Centre for Applied Pharmacokinetic Research, Manchester Pharmacy School, The University of Manchester, Oxford Road, Manchester M13 9PT, United Kingdom.
Eur J Pharm Sci. 2014 Oct 15;63:45-52. doi: 10.1016/j.ejps.2014.06.023. Epub 2014 Jul 7.

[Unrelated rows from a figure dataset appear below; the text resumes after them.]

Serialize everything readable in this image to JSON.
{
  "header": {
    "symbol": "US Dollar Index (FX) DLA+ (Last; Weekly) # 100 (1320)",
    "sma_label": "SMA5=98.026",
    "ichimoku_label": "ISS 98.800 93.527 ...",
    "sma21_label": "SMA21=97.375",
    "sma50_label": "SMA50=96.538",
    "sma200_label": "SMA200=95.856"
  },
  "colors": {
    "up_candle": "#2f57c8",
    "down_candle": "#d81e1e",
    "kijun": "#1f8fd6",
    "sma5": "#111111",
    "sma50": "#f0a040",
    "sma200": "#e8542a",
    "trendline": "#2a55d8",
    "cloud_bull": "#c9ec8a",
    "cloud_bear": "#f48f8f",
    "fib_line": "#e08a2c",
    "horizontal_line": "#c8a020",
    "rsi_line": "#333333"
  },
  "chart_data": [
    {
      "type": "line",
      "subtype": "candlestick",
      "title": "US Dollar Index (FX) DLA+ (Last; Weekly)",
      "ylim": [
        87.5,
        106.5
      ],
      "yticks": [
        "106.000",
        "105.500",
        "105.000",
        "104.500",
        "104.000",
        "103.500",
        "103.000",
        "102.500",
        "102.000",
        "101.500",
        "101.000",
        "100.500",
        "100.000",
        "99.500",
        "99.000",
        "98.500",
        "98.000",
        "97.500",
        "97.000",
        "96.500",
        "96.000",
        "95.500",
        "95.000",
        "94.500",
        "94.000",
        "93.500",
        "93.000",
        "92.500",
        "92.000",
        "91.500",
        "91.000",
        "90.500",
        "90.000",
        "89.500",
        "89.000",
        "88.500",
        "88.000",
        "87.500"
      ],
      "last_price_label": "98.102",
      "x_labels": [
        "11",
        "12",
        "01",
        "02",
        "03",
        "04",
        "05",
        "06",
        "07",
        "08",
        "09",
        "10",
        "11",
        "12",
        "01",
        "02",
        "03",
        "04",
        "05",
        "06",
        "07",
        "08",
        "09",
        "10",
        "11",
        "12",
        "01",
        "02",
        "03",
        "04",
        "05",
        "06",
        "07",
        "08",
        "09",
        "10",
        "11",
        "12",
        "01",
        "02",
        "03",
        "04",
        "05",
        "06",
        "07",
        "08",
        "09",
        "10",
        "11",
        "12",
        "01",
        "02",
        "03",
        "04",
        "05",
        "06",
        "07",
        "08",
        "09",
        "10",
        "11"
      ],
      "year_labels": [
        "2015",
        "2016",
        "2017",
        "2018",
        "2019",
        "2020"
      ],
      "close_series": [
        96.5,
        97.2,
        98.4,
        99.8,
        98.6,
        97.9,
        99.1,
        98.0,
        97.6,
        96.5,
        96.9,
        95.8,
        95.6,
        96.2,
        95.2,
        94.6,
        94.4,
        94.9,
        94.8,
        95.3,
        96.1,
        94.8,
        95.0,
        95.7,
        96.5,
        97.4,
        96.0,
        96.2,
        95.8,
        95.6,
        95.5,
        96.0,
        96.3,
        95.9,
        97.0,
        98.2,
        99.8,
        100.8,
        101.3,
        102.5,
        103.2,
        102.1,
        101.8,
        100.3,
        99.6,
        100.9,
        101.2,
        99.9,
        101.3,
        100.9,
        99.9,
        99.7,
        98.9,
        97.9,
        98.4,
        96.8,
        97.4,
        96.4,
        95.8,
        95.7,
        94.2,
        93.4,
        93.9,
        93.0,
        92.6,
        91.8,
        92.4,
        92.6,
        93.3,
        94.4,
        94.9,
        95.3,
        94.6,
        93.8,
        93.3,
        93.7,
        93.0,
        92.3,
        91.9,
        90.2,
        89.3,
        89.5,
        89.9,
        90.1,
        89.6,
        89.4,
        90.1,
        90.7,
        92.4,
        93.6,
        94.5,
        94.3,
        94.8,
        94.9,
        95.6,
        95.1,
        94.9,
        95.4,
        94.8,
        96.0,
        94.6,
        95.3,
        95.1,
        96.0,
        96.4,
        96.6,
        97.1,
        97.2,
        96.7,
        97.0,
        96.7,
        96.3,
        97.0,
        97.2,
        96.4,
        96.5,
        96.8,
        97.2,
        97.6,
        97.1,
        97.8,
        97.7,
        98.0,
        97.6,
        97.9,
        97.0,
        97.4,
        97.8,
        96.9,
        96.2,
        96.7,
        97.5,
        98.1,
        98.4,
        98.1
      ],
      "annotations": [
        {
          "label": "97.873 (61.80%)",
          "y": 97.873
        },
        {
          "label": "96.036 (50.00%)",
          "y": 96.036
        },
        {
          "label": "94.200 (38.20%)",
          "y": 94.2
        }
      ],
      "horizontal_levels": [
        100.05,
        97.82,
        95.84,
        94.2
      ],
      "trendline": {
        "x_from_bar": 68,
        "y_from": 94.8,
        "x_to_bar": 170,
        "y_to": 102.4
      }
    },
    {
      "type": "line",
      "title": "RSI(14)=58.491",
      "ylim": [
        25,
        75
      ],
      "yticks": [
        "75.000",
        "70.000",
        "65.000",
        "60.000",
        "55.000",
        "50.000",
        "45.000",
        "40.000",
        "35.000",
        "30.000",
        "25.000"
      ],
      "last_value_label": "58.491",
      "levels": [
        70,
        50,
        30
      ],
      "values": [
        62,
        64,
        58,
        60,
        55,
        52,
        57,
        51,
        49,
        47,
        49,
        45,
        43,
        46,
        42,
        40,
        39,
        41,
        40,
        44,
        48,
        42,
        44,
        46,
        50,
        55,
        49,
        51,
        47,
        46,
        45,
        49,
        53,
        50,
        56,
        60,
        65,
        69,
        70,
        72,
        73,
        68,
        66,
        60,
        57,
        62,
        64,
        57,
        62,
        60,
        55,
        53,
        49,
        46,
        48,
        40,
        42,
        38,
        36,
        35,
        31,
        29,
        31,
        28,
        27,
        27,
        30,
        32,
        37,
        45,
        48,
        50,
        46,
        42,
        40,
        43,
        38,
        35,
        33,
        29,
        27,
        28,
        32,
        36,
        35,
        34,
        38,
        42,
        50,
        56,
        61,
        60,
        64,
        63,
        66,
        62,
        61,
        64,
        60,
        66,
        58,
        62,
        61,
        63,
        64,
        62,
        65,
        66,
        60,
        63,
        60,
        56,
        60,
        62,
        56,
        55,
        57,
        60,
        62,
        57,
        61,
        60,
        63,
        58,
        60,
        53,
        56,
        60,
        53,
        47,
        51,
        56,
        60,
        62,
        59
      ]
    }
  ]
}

Valproic acid is an anti-convulscant drug that is widely used in the treatment of different types of epilepsy and since its introduction the clinical use has increased rapidly both as a sole agent and in combination therapies. The mechanism of action has been linked to blockade of voltage-dependent sodium channels and potentiation of GABAergic transmission. The most widely used route of administration of Valproic acid is oral, although it can also be given intravenously and rectally and its pharmacokinetics has been studied extensively. The aim of this work was to develop a physiologically based pharmacokinetic model for plasma and tissue/organ prediction in children and adults following intravenous and oral dosing of Valproic acid. The plasma/tissue concentration profile will be used for clinical trial simulation in Dravet syndrome, a rare form of epilepsy in children where the combination of Valproic acid, stiripentol and clobazam has shown remarkable results. A physiologically based pharmacokinetic model was developed with compartments for gut lumen, enterocyte, gut tissue, systemic blood, kidney, liver, brain, spleen, muscle and rest of body. System and drug specific parameters for the model were obtained from the literature from in vitro and in vivo experiments. The model was initially developed for adults and scaled to children using age-dependent changes in anatomical and physiological parameters and ontogeny functions for enzyme maturation assuming the same elimination pathways in adults and children. The results from the model validation showed satisfactory prediction of plasma concentration both in terms of mean prediction and variability in children and adults following intravenous and oral dosing especially after single doses. The model also adequately predicts clearance in children. Due to limited distribution of Valproic acid into tissues, the concentration in plasma is about 8-9 times higher than tissues/organs. The model could help to improve clinical outcome in the treatment of Dravet syndrome through dose optimisation.
丙戊酸是一种抗惊厥药物,广泛用于治疗不同类型的癫痫。自引入以来,其临床应用作为单一药物或联合治疗均迅速增加。其作用机制与电压依赖性钠通道的阻断以及γ-氨基丁酸(GABA)能传递的增强有关。丙戊酸最常用的给药途径是口服,不过也可静脉注射和直肠给药,并且其药代动力学已得到广泛研究。这项工作的目的是建立一个基于生理学的药代动力学模型,用于预测儿童和成人静脉注射和口服丙戊酸后的血浆及组织/器官浓度。血浆/组织浓度曲线将用于模拟Dravet综合征的临床试验,Dravet综合征是儿童中一种罕见的癫痫形式,丙戊酸、司替戊醇和氯巴占联合使用已显示出显著效果。建立了一个基于生理学的药代动力学模型,包含肠腔、肠上皮细胞、肠组织、全身血液、肾脏、肝脏、大脑、脾脏、肌肉和身体其他部分等房室。该模型的系统和药物特定参数取自体外和体内实验的文献。该模型最初是为成人开发的,并根据解剖学和生理学参数随年龄的变化以及酶成熟的个体发育函数按比例缩小到儿童,假设成人和儿童的消除途径相同。模型验证结果表明,在静脉注射和口服给药后,尤其是单剂量给药后,模型对儿童和成人血浆浓度的预测在平均预测和变异性方面均令人满意。该模型也能充分预测儿童的清除率。由于丙戊酸在组织中的分布有限,血浆中的浓度比组织/器官高约8 - 9倍。该模型有助于通过优化剂量改善Dravet综合征的治疗临床结果。